Predicting multilabel data with sklearn
Your train_test_split()
output is not correct. Change this line:
train_x, train_y, test_x, test_y = train_test_split(x, y_enc, test_size=0.33)
To this:
train_x, test_x, train_y, test_y = train_test_split(x, y_enc, test_size=0.33)
Also, to use probabilities instead of class predictions, you'll need to change SVC()
to SVC(probability = True)
and change clf.predict_proba
to clf.predict
.
Putting it all together:
from sklearn import metrics
from sklearn.preprocessing import MultiLabelBinarizer
from sklearn.multiclass import OneVsRestClassifier
from sklearn.cross_validation import train_test_split
from sklearn.svm import SVC
x = [[1,2,3],[3,3,2],[8,8,7],[3,7,1],[4,5,6]]
y = [['bar','foo'],['bar'],['foo'],['foo','jump'],['bar','fox','jump']]
mlb = MultiLabelBinarizer()
y_enc = mlb.fit_transform(y)
train_x, test_x, train_y, test_y = train_test_split(x, y_enc, test_size=0.33)

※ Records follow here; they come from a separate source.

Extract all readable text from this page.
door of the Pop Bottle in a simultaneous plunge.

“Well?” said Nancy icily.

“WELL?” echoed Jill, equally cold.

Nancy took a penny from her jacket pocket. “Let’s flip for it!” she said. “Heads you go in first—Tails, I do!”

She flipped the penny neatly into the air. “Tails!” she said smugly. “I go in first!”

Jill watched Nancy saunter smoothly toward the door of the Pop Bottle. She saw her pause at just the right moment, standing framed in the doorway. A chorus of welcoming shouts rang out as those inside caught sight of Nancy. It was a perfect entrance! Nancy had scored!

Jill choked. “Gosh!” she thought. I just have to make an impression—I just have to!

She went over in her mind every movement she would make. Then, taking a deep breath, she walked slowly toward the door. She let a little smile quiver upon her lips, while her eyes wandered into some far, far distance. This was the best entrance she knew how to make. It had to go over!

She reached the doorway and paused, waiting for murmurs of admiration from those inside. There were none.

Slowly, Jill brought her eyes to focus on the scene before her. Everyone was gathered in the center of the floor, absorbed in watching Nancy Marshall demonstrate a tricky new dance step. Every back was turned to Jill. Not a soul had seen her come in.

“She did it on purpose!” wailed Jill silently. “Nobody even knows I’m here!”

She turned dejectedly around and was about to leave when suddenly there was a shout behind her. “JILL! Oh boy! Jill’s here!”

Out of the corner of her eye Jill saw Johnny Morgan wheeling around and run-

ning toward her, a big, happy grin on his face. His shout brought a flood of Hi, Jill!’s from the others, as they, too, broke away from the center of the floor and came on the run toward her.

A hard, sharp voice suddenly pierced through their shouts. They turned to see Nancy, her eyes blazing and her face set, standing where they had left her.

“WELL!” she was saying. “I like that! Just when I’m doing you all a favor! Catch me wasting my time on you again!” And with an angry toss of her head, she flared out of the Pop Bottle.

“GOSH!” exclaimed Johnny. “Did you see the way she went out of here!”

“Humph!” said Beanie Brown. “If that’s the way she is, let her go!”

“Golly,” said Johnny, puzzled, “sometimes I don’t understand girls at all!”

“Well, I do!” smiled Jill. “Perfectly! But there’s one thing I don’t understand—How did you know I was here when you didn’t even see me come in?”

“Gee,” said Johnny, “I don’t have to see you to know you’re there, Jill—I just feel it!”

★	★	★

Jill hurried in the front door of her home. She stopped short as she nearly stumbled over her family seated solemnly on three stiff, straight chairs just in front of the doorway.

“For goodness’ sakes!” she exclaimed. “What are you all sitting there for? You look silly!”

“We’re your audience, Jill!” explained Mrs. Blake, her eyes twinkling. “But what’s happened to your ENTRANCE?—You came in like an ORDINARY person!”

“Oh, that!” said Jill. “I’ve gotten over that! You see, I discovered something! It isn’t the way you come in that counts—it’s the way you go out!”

clf = OneVsRestClassifier(SVC(probability=True))
clf.fit(train_x, train_y)
predictions = clf.predict(test_x)
my_metrics = metrics.classification_report( test_y, predictions)
print my_metrics
This gives me no errors when I run it.
I also experienced "ValueError: Multioutput target data is not supported with label binarization" with OneVsRestClassifier. My issue was caused by the type of training data was "list", after casting with np.array(), it works.